Results: A 90% Excellent/Good result was obtained, providing pain relief equal or greater than the injection. No patient was worse. At one year follow-up, Pre-op vs post scores averaged: VAS 6.2-2.5, and ODI 48-28. These indices remained relatively constant even when additional surgical cases were added to the database. The patient's degree of pain was consistently equal or greater than the relief obtained with the medial branch blocks. Most patients had greater relief after rhizoztomy. The Patients requesting repeat endoscopic lesioning in the 1-6 year follow-up period were also helped. No patient was worse. There were no permanent complications, although a few patients experienced mild temporary dysesthesia. With yearly follow-up, less than10 percent experienced partial return of their back pain, but most were still satisfied with use of medication and activity modification. Patients requesting repeat rhizotomy still experienced similar, but lesser improvement from the index procedure. Rhizotomy of the upper lumbar facets were also beneficial, but not as consistent nor better than relief received from medial branch blocks at the lower lumbar spine from L3-S1.

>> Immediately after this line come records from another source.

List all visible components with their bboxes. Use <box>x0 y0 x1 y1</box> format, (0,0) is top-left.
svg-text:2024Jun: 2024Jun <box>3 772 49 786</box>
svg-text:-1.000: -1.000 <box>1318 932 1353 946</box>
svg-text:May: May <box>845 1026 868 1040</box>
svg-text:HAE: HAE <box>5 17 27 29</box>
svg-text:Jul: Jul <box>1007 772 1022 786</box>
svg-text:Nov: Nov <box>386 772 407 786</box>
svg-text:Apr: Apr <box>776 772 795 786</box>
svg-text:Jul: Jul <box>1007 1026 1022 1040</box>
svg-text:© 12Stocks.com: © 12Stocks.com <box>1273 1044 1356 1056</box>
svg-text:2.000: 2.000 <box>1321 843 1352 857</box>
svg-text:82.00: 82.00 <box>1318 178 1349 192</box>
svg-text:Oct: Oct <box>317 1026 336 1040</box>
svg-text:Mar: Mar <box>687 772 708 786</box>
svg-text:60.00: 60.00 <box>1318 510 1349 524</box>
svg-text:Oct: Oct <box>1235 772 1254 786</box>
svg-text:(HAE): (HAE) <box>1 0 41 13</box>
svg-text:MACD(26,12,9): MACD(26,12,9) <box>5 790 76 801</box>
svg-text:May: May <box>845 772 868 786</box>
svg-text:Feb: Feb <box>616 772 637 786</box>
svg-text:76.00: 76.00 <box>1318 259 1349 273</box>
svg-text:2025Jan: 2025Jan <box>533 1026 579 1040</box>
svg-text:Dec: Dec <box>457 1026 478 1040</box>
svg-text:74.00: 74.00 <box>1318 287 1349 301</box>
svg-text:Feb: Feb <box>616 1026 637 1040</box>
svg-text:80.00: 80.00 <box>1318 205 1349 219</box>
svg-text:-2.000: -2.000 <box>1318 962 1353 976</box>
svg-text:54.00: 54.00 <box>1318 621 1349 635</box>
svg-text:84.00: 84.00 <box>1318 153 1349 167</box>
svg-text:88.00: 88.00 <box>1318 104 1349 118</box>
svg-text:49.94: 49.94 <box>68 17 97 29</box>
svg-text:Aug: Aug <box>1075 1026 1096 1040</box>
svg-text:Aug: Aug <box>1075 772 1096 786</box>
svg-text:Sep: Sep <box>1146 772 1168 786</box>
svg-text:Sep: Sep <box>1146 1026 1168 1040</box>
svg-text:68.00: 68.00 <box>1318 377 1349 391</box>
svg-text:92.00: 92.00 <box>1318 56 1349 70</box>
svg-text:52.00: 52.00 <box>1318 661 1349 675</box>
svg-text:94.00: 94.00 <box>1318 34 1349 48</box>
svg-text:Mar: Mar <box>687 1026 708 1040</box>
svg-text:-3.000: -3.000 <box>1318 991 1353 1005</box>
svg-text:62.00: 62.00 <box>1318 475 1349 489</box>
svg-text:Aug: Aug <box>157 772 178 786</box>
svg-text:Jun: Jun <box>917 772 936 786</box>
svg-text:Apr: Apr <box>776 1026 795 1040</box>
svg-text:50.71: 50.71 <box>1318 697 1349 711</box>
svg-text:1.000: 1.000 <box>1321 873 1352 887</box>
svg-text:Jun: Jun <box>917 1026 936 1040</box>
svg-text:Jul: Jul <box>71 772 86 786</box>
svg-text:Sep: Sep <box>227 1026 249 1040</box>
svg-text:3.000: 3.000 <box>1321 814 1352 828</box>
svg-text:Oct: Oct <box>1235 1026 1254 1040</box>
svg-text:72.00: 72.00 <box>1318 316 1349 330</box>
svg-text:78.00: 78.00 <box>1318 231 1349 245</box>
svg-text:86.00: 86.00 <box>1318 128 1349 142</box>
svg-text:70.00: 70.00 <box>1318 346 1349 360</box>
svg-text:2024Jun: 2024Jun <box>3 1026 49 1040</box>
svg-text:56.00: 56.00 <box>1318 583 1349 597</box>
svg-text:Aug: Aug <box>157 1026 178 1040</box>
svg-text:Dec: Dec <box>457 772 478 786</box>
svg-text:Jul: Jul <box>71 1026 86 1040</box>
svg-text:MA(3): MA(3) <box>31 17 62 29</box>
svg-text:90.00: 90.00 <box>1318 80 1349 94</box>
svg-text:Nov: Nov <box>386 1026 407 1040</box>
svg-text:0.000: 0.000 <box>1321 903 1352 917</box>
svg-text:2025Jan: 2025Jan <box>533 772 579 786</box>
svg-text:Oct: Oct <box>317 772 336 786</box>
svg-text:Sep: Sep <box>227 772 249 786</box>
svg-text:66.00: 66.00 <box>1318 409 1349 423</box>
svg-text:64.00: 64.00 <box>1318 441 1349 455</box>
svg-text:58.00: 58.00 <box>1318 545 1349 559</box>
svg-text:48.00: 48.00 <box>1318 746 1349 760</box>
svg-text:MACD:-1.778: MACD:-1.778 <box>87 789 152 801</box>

Discussion: The cadaver studies demonstrated considerable variability in the location of the branches in each cadaver specimen. The cadaver studies gave further appreciation of the role of the dorsal ramus ventral to the intertransverse ligament. Neuromas of the dorsal ramus has been identified endoscopically. In the upper lumbar spine, the standard anatomic relationships illustrated in peer reviewed publications did not hold up. We were not able to find the medial branch to the facet as consistently as explained in the spine literature. The nerve to the facet joint, because it is more cephalad to the transverse process, did not traverse the transverse process. Nerve Ablation at these two levels may require lesioning of the dorsal ramus or targeting the medial branch on the facet capsule. The side firing laser was helpful in ablation of the lateral facet capsule. A bi-tip bipolar probe for facilitated soft tissue ablation. Laser allowed for more through ablation of the facet wall.

Conclusion: Endoscopically guided rhizotomy provides more effective and consistent results than pulsed radiofrequency. It provides better, and longer lasting results. The variations in the location of facet innervation as demonstrated in cadaver dissections dictates a need for visually guided endoscopic MIS surgery.